Attend the Clinical Translation Talk Series Webinar - Solving for X: Identifying Clinically Relevant Problems in Medical Imaging

Tuesday 10th September 2024

The MICCAI Clinical Translation Talk Series, organized by the Clinical Workgroup of the MICCAI Society, features talks by clinicians and researchers who are working at the intersection of research and clinical translation to highlight the problems and the lessons learned. Our first speaker in this series will be Dr. Tessa Cook from University of Pennsylvania.

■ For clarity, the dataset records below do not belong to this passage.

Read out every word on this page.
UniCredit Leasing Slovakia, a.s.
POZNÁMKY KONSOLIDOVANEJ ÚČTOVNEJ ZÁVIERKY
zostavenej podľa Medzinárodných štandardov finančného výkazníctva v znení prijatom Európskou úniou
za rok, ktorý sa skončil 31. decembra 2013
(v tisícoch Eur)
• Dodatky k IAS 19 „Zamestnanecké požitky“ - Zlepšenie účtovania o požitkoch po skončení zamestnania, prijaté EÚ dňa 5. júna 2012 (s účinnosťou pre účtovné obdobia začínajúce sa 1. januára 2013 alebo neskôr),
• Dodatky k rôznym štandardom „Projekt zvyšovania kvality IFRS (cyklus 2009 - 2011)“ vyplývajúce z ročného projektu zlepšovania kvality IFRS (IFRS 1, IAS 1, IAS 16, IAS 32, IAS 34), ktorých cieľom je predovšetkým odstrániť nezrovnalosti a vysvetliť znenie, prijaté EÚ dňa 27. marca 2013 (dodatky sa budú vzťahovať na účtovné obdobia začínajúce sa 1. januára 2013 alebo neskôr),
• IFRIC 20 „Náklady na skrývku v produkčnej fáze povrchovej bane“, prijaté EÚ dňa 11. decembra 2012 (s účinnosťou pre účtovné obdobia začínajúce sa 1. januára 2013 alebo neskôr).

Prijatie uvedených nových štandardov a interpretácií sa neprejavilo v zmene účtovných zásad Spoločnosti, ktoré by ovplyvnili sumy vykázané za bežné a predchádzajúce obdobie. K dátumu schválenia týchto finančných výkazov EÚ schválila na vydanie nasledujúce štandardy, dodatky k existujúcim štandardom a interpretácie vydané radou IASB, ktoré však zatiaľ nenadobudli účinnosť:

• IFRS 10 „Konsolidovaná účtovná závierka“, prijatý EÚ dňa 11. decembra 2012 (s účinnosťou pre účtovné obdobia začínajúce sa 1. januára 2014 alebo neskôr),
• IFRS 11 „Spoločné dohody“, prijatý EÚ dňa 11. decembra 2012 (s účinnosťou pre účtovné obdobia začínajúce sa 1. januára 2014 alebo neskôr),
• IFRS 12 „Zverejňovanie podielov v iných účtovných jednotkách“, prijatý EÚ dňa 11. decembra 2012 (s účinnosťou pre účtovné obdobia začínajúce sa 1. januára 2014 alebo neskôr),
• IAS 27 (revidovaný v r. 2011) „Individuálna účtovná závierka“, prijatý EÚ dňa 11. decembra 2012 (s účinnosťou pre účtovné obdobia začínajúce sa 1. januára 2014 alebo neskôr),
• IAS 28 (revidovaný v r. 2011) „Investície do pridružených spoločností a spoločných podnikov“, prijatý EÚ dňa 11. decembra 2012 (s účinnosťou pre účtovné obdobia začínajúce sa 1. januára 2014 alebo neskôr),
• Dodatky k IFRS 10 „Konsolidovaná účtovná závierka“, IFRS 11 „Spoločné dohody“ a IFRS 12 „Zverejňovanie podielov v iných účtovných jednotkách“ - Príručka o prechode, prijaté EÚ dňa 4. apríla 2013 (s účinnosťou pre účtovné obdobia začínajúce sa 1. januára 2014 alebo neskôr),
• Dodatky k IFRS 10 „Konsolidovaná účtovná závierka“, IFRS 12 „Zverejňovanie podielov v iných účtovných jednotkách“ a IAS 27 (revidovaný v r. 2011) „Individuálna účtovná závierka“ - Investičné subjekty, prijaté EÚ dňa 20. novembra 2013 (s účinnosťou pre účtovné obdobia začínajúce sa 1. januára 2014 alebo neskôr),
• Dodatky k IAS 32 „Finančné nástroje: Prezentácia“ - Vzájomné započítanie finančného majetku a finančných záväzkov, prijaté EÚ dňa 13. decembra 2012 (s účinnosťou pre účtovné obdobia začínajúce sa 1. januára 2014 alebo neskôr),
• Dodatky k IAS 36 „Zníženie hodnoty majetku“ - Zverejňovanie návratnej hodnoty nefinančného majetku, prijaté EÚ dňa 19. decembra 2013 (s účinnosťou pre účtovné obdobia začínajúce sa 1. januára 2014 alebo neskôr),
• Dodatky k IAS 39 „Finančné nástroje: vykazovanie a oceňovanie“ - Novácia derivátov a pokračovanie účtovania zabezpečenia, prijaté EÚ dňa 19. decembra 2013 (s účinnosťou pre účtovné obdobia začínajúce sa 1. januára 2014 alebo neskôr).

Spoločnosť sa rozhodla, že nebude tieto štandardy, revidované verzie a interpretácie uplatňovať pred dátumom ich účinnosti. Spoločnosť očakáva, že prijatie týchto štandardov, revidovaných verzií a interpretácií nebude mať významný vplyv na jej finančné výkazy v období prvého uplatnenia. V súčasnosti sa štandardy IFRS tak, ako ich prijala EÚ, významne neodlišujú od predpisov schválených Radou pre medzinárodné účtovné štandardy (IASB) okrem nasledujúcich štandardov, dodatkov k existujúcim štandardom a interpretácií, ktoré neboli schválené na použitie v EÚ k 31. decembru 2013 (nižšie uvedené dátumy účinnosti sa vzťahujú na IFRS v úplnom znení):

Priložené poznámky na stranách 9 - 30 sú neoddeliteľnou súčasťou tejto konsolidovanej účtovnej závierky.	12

Title: Solving for X: Identifying Clinically Relevant Problems in Medical Imaging

Speaker: Tessa Cook, MD PhD FSIIM FCPP, Associate Professor of Radiology, Vice Chair of Practice Transformation, University of Pennsylvania
Moderator: Charles Kahn, MD MS FACR, Professor of Radiology, Vice Chair of Informatics Radiology, University of Pennsylvania
Join us on September 24, 2024, 11:00 AM - 12:00 PM EDT / 5:00 PM - 6:00 PM CEST
Registration (required) is free and open to everyone.

 

About the speaker:

Dr. Tessa Cook is an Associate Professor of Radiology at the Perelman School of Medicine at the University of Pennsylvania in Philadelphia, and Vice Chair of Practice Transformation in the Department of Radiology. She is an active member of multiple radiology societies, including the RSNA, ACR, SIIM, and AUR. She is the director of the Imaging Informatics Fellowship and Modality Chief of 3-D and Advanced Imaging. Dr. Cook is the Past Chair of the Society for Imaging Informatics in Medicine (SIIM). In 2020, she was inducted into the College of SIIM Fellows and received SIIM’s Dr. Ruth Dayhoff Award for the Advancement of Women in Medical Imaging Informatics. She pursues innovative methods to enhance care delivery in radiology and improve radiologists' workflow. 

Abstract:

Medical image analysis has been a burgeoning field for decades. But only a fraction of the techniques developed cross over to the clinical workflow where they are used for patient care. Furthermore, most narrow AI currently focuses exclusively on pixel data as input and non-pixel data as labels. But in the real world, radiologists seamlessly integrate both into their interpretations and diagnoses. Shouldn't AI take consider the same set of input data as the human radiologist? In this webinar, we will discuss techniques for identifying clinically relevant and significant problems, as well as the importance of developing truly "multimodal" AI that meaningfully impacts care delivery.